Academia can be just as much of an occupational hothouse as the restaurant world. For traditional academics, the pressures (and sometimes impossibility) of finding a tenure-track role are well-known. So are the stressors and sacrifices necessary to earn tenure for those fortunate enough to get that opportunity.

A great many part-time, adjunct and contingent faculty spend years navigating the low pay and employment insecurity for the privilege of working as educators in an industry (academia) to which they remain unshakably loyal.

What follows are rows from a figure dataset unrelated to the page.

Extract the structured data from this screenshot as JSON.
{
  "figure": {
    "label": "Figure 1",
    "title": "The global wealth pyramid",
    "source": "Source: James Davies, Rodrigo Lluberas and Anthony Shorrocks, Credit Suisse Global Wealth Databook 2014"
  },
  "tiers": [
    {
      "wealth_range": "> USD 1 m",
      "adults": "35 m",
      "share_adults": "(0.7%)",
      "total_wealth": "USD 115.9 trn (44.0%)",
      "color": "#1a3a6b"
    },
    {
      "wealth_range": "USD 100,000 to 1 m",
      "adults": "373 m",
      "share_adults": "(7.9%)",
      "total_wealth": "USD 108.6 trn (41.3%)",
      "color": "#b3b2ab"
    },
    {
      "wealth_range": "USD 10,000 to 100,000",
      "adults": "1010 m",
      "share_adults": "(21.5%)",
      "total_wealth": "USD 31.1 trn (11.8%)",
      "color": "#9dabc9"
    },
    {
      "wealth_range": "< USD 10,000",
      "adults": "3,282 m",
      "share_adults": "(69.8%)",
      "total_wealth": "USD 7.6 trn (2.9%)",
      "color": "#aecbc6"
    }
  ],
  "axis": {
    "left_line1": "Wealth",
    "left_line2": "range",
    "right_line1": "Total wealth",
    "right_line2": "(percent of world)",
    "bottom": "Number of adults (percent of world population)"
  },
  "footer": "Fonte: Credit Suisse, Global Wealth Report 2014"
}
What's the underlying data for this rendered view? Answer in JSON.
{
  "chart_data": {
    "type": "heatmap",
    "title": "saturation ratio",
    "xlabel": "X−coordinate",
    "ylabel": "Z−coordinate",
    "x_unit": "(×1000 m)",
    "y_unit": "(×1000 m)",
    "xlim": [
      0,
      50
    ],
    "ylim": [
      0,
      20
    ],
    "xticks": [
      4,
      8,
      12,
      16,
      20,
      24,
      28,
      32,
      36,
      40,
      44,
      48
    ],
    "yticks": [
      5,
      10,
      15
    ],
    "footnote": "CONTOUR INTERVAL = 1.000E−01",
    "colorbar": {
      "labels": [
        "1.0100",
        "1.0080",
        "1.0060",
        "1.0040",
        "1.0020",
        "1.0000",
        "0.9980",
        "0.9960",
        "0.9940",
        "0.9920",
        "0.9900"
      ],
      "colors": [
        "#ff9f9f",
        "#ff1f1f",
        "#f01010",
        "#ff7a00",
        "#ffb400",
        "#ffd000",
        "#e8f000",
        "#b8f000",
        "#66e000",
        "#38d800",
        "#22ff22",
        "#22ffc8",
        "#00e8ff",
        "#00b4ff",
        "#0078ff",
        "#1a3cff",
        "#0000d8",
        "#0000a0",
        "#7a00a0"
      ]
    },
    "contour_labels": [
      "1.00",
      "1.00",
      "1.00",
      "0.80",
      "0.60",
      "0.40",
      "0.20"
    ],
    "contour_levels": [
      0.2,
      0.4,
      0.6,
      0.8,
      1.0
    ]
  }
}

This work is undertaken despite any commensurate loyalty among the colleges and universities that employ their services.

For nontraditional and alternative academics and higher education staff, the pressures of academic work can also be extreme. The pandemic has only added to the stressors of chronic public underfunding, demographic headwinds, rising costs, declining revenues, understaffing and endemic scarcity that defines so much of the postsecondary sector.

How many people do you know in higher education who all the time? Colleagues who work nights and weekends and can be found sending email during their vacations?

Those who are fascinated by extreme subcultures, the business of restaurants and the life of executive assistants will find Workhorse a worthwhile read.

Reading Workhorse may also convince you to step away from that Zoom and decline to submit that new grant application or publish that next article.

Instead, Workhorse may inspire you to spend some time doing something that has nothing at all to do with your higher education career.